Three pyramids surpass all the rest by their prodigious size; these are at Ghizeh and belong to the fourth dynasty. They are known by the names of their builders; the oldest and greatest being that of Cheops, or Khufu;[1] the second, that of Chephren, or Khafra; and the third, that of Mycerinus, or Menkhara. Other smaller ones stand at the feet of these giants.

FIG. 1.—SECTION OF GREAT PYRAMID.
a, King’s Chamber; b, Queen’s Chamber; c, Chamber cut in Rock.

The base of the “Great Pyramid” measures 764 feet on a side; its height is 482 feet, and its volume must have originally been nearly three and one-half million cubic yards (Fig. 1). It is constructed of limestone upon a plateau of rock levelled to receive it, and was finished externally, like its two neighbors, with a coating of polished stone, supposed by some to have been disposed in bands of different colored granites, but of which it was long ago despoiled. It contained three principal chambers and an elaborate system of inclined passages, all executed in finely cut granite and limestone. The sarcophagus was in the uppermost chamber, above which the superincumbent weight was relieved by open spaces and a species of rudimentary arch of Λ-shape (Fig. 2). The other two pyramids differ from that of Cheops in the details of their arrangement and in size, not in the principle of their construction. Chephren is 454 feet high, with a base 717 feet square. Mycerinus, which still retains its casing of pink granite, is but 218 feet in height, with a base 253 feet on a side.

FIG. 2.—SECTION OF KING’S CHAMBER.

Among the other pyramids there is considerable variety both of type and material. At Sakkarah is one 190 feet high, constructed in six unequal steps on a slightly oblong base measuring nearly 400 × 357 feet.

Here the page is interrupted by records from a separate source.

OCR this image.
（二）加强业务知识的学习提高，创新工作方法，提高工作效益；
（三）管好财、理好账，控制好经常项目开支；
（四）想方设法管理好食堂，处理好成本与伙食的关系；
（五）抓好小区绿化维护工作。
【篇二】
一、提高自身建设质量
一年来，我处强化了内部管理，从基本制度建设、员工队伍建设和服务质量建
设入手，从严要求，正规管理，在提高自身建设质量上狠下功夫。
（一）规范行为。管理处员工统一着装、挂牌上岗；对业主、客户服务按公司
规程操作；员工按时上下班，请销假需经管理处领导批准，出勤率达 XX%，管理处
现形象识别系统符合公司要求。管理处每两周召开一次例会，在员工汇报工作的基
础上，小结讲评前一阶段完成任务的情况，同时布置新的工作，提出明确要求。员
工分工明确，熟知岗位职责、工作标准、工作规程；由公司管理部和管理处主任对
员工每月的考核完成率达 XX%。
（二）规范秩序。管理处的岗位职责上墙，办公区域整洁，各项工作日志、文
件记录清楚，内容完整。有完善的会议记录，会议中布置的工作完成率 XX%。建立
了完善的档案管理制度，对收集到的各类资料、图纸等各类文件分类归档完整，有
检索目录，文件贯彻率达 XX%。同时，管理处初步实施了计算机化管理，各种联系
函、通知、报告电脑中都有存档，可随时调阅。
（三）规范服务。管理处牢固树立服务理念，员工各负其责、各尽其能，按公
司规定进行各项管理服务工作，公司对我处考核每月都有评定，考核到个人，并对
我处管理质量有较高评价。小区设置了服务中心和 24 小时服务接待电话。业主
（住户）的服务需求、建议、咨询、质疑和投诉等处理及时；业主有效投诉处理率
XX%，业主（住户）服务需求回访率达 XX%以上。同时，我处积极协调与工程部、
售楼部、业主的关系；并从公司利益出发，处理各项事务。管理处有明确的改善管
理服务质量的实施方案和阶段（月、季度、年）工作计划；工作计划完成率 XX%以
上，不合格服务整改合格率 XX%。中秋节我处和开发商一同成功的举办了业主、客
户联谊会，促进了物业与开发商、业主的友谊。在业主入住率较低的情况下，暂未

It was attributed by Mariette to Ouenephes, of the first dynasty, though now more generally ascribed to Senefrou of the third. At Abu-Seir and Meidoum are other stepped pyramids; at Dashour is one having a broken slope, the lower part steeper than the upper. Several at Meroë with unusually steep slopes belong to the Ethiopian dynasties of the Decadence. A number of pyramids are built of brick.